その番組は、「世紀を刻んだ歌」というシリーズものの再放送でした。
ボサノバのちょっと、気だるいような歌い方、メジャーかマイナーか分からないような(本当はどっちなのでしょう)メロディーが好きで、結構、道楽のパソコンをしながらのBGMに使っています。
で、どうして「イパネマの娘」が「世紀を刻んだ歌」になったのか知りたくて、最後まで見てしまいました。

この番組を見て知ったこと。
○ボサ・ノバとは、長い歴史の中で自然発生的に生まれた音楽ではなくて、ジョアン・ジルベルトらによって、ある種の曲風として、意図的に世に送り出されたものだということ。
○ "Bossa Nova"は「新しい傾向」という意味だということ。そういえば、Novaってよく耳にします。英語ならNewですね。
○「イパネマの娘」は、ジョアン・ジルベルトとヴィニシウス・ジ・モラエス(アントニオ・カルロス・ジョビンもいたかどうかは覚えていません。)が歌詞を考えているときに通りがかった、美しい娘をテーマにして歌詞が生まれたこと。そして明確なモデルが分かっていて、エロイーザ・ピニェイロという人だということ。これは意外でした。
○ジョアン・ジルベルトはボサ・ノバをあくまでも、ポルトガル語で歌うことに固執したこと。
○一方、アントニオ・カルロス・ジョビンは、世界(まずはアメリカ)に知らしめるために、英語での歌唱が適していると思っていたこと。
○その英語の歌唱での有効性を認めたのが、ゲッツというアメリカ人演奏家だということ。
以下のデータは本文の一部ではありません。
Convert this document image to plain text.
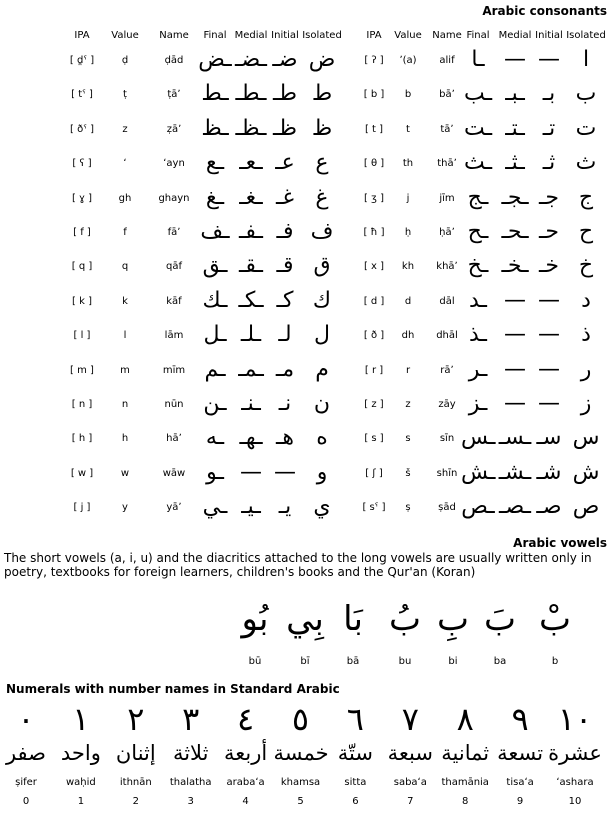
Arabic consonants
IPA	Value	Name	Final Medial Initial Isolated
[ d̪ˤ ]	ḍ	ḍād ـض ـضـ ضـ ض
[ tˤ ]	ṭ	ṭāʼ ـط ـطـ طـ ط
[ ðˤ ]	z	ẓāʼ ـظ ـظـ ظـ ظ
[ ʕ ]	ʻ	ʻayn ـع ـعـ عـ ع
[ ɣ ]	gh	ghayn ـغ ـغـ غـ غ
[ f ]	f	fāʼ ـف ـفـ فـ ف
[ q ]	q	qāf ـق ـقـ قـ ق
[ k ]	k	kāf ـك ـكـ كـ ك
[ l ]	l	lām ـل ـلـ لـ	ل
[ m ]	m	mīm ـم ـمـ مـ م
[ n ]	n	nūn ـن ـنـ نـ	ن
[ h ]	h	hāʼ	ـه ـهـ هـ	ه
[ w ]	w	wāw ـو — — و
[ j ]	y	yāʼ ـي ـيـ يـ	ي
IPA	Value	Name Final Medial Initial Isolated
[ ʔ ]	ʼ(a)	alif ـا — —	ا
[ b ]	b	bāʼ ـب ـبـ بـ ب
[ t ]	t	tāʼ ـت ـتـ تـ ت
[ θ ]	th	thāʼ ـث ـثـ ثـ ث
[ ʒ ]	j	jīm ـج ـجـ جـ ج
[ ħ ]	ḥ	ḥāʼ ـح ـحـ حـ ح
[ x ]	kh	khāʼ ـخ ـخـ خـ خ
[ d ]	d	dāl ـد — — د
[ ð ]	dh	dhāl ـذ — — ذ
[ r ]	r	rāʼ ـر — — ر
[ z ]	z	zāy ـز — — ز
[ s ]	s	sīn ـس ـسـ سـ س
[ ʃ ]	š	shīn ـش ـشـ شـ ش
[ sˤ ]	ṣ	ṣād ـص ـصـ صـ ص
Arabic vowels
The short vowels (a, i, u) and the diacritics attached to the long vowels are usually written only in poetry, textbooks for foreign learners, children's books and the Qur'an (Koran)
بُو
bū
بِي
bī
بَا
bā
بُ
bu
بِ
bi
بَ
ba
بْ
b
Numerals with number names in Standard Arabic
٠
صفر
ṣifer
0
١
واحد
waḥid
1
٢
إثنان
ithnān
2
٣
ثلاثة
thalatha
3
٤
أربعة
arabaʻa
4
٥
خمسة
khamsa
5
٦
ستّة
sitta
6
٧
سبعة
sabaʻa
7
٨
ثمانية
thamānia
8
٩
تسعة
tisaʻa
9
١٠
عشرة
ʻashara
10
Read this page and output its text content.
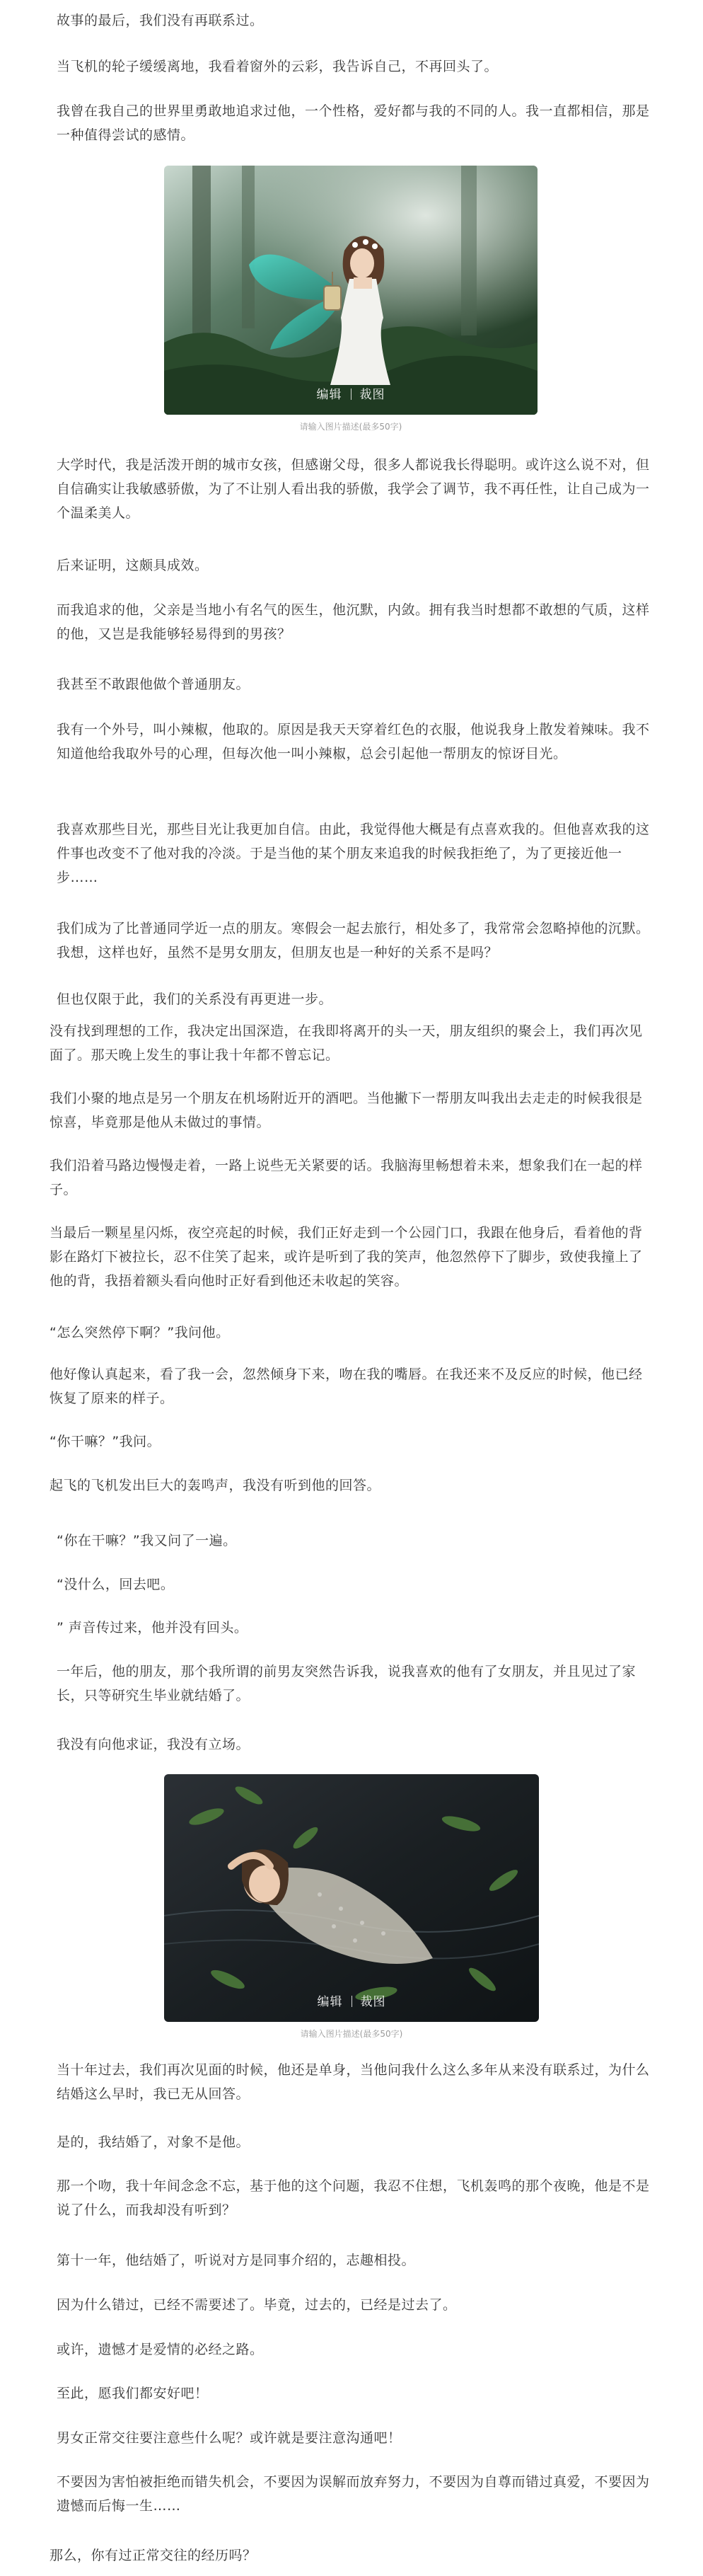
故事的最后，我们没有再联系过。

当飞机的轮子缓缓离地，我看着窗外的云彩，我告诉自己，不再回头了。

我曾在我自己的世界里勇敢地追求过他，一个性格，爱好都与我的不同的人。我一直都相信，那是一种值得尝试的感情。

编辑 裁图
请输入图片描述(最多50字)

大学时代，我是活泼开朗的城市女孩，但感谢父母，很多人都说我长得聪明。或许这么说不对，但自信确实让我敏感骄傲，为了不让别人看出我的骄傲，我学会了调节，我不再任性，让自己成为一个温柔美人。

后来证明，这颇具成效。

而我追求的他，父亲是当地小有名气的医生，他沉默，内敛。拥有我当时想都不敢想的气质，这样的他，又岂是我能够轻易得到的男孩？

我甚至不敢跟他做个普通朋友。

我有一个外号，叫小辣椒，他取的。原因是我天天穿着红色的衣服，他说我身上散发着辣味。我不知道他给我取外号的心理，但每次他一叫小辣椒，总会引起他一帮朋友的惊讶目光。

我喜欢那些目光，那些目光让我更加自信。由此，我觉得他大概是有点喜欢我的。但他喜欢我的这件事也改变不了他对我的冷淡。于是当他的某个朋友来追我的时候我拒绝了，为了更接近他一步……

我们成为了比普通同学近一点的朋友。寒假会一起去旅行，相处多了，我常常会忽略掉他的沉默。我想，这样也好，虽然不是男女朋友，但朋友也是一种好的关系不是吗？

但也仅限于此，我们的关系没有再更进一步。

没有找到理想的工作，我决定出国深造，在我即将离开的头一天，朋友组织的聚会上，我们再次见面了。那天晚上发生的事让我十年都不曾忘记。

我们小聚的地点是另一个朋友在机场附近开的酒吧。当他撇下一帮朋友叫我出去走走的时候我很是惊喜，毕竟那是他从未做过的事情。

我们沿着马路边慢慢走着，一路上说些无关紧要的话。我脑海里畅想着未来，想象我们在一起的样子。

当最后一颗星星闪烁，夜空亮起的时候，我们正好走到一个公园门口，我跟在他身后，看着他的背影在路灯下被拉长，忍不住笑了起来，或许是听到了我的笑声，他忽然停下了脚步，致使我撞上了他的背，我捂着额头看向他时正好看到他还未收起的笑容。

“怎么突然停下啊？”我问他。

他好像认真起来，看了我一会，忽然倾身下来，吻在我的嘴唇。在我还来不及反应的时候，他已经恢复了原来的样子。

“你干嘛？”我问。

起飞的飞机发出巨大的轰鸣声，我没有听到他的回答。

“你在干嘛？”我又问了一遍。

“没什么，回去吧。

” 声音传过来，他并没有回头。

一年后，他的朋友，那个我所谓的前男友突然告诉我，说我喜欢的他有了女朋友，并且见过了家长，只等研究生毕业就结婚了。

我没有向他求证，我没有立场。

编辑 裁图
请输入图片描述(最多50字)

当十年过去，我们再次见面的时候，他还是单身，当他问我什么这么多年从来没有联系过，为什么结婚这么早时，我已无从回答。

是的，我结婚了，对象不是他。

那一个吻，我十年间念念不忘，基于他的这个问题，我忍不住想，飞机轰鸣的那个夜晚，他是不是说了什么，而我却没有听到？

第十一年，他结婚了，听说对方是同事介绍的，志趣相投。

因为什么错过，已经不需要述了。毕竟，过去的，已经是过去了。

或许，遗憾才是爱情的必经之路。

至此，愿我们都安好吧！

男女正常交往要注意些什么呢？或许就是要注意沟通吧！

不要因为害怕被拒绝而错失机会，不要因为误解而放弃努力，不要因为自尊而错过真爱，不要因为遗憾而后悔一生……

那么，你有过正常交往的经历吗？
○アメリカでのレコード録音の際、「イパネマの娘」の歌唱に関して、ジルベルトの妻が自分にも歌わせてほしいということを言ったのに対して、レコードでは使わない振りをしてで英語で歌ったその声を3チャンネル目に録音をしたが、実際のレコード化の際には、その歌唱も使ったこと。その結果、大ヒットとなったこと。
○ジルベルトとジョビンは、その後、一緒の活動を生涯行わなかったこと。
そんなことを知りつつ、改めて「イパネマの娘」を聞くと、関係者の一時の大きな喜びと、一方でその後の寂しい気持ちを、私自身が感じてしまいます。
再放送が、6月5日(水)午前2時00分〜(NHK BSプレミアム)にあるようなので、今度は録画をしてみようかと思います。